Old 05-17-2013, 06:02 PM
Quixote Quixote is offline
Veteran member
Join Date: Apr 2009
Posts: 609
Thanks: 2
Thanked 148 Times in 68 Posts
Default Ain't it the truth!!!

Quote:
Originally Posted by Jim 9922 View Post
No if's or but's, the unpaid bond lien must be considered part of the purchase price. If a buyer falls for the "don't worry about it" line from the agent, the buyer is not much better educated or careing about finances than the "payment-coupon-book-rich" who's refrain is; " I like it, but I don't care what it costs, just tell me what the monthly payments are." That's the dream customer for every sales person!

Also, I think once the build-out occurs and the developer focuses on resales, his agents will begin to fess-up a lot more about the true meaning of the bond. The bond is nothing more than allowing the builder to advertise a lower selling price and defer and officiate all the infrastructure costs. Florida is only one of a very few states that allow this, and it suckers in alot of out of state buyers..
How true it is! And too many buyers overlook the bond and focus only on the price of the home. See below.


Quote:
Originally Posted by buggyone View Post
Truly you should think of the price of the home is the selling price plus the bond balance.

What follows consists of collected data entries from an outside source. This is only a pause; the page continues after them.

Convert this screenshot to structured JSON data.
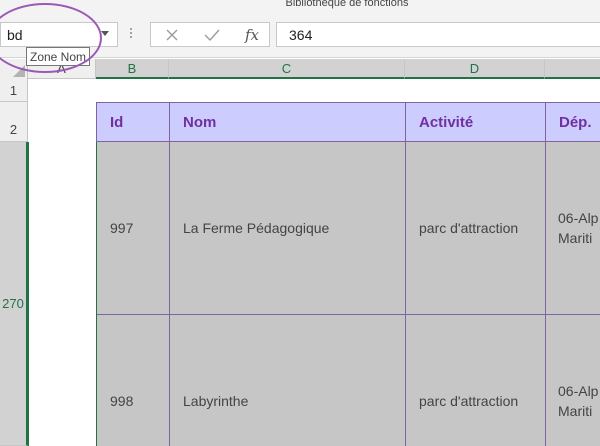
{
  "ribbon": {
    "group_label": "Bibliothèque de fonctions"
  },
  "name_box": {
    "value": "bd",
    "tooltip": "Zone Nom"
  },
  "formula_bar": {
    "insert_function_label": "fx",
    "value": "364"
  },
  "column_headers": [
    "A",
    "B",
    "C",
    "D"
  ],
  "row_headers": [
    "1",
    "2",
    "270"
  ],
  "table": {
    "headers": {
      "id": "Id",
      "nom": "Nom",
      "activite": "Activité",
      "dep": "Dép."
    },
    "rows": [
      {
        "id": "997",
        "nom": "La Ferme Pédagogique",
        "activite": "parc d'attraction",
        "dep": "06-Alp\nMariti"
      },
      {
        "id": "998",
        "nom": "Labyrinthe",
        "activite": "parc d'attraction",
        "dep": "06-Alp\nMariti"
      }
    ]
  },
  "colors": {
    "header_fill": "#ccccff",
    "header_text": "#7030a0",
    "selection_accent": "#217346",
    "highlight_circle": "#9b59b6"
  }
}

I bought a resale home in October of 2009. The bond balance was about $2,000. Big difference than the $20,000 bond that lots of my friends got at the same time on a new home. It makes about $1,000 difference on the property tax bill every year. I would rather have that $1,000 for dinners out or other entertainment than pay it on the tax bill - but that is just me.

The bonds on new homes are now $23,000 to over $50,000. Folks, consider a resale!
The first sentence tells it like it is: The TRUE price of a home is price PLUS bond, no matter what one does with the bond. Yes, bonds on the newer homes are extraordinary contrasted with those on villages built earlier. (I don't want to say "older," as a five- or ten-year-old home is not exactly falling apart....)

And what that first sentence and the previous quote don't say completely, the last sentence finishes it off. I bought my first home in TV with the bond paid by the previous owner; the home was 2.5 years old. By two years later I figured out, just from living here, exactly what I wanted. I sold and bought a home a mile away (built the same year) that still had its bond ... of $5,000 ... which I paid off in a breath.

Had the previous owners done themselves a good service or a disservice by paying 7% interest plus an annual management fee from 2004 to 2011? Better heads than mine who've posted in this thread could probably answer that accurately. All I know is that I benefited from "bond paid" on the first house and a very low bond on the last. And you're my witnesses: It IS the last house which I will leave feet first in a box....

Last year there was a thread that became pretty controversial about buying new versus resale, in which the bond was only one consideration. For those who are undecided, it might be worth a re-read.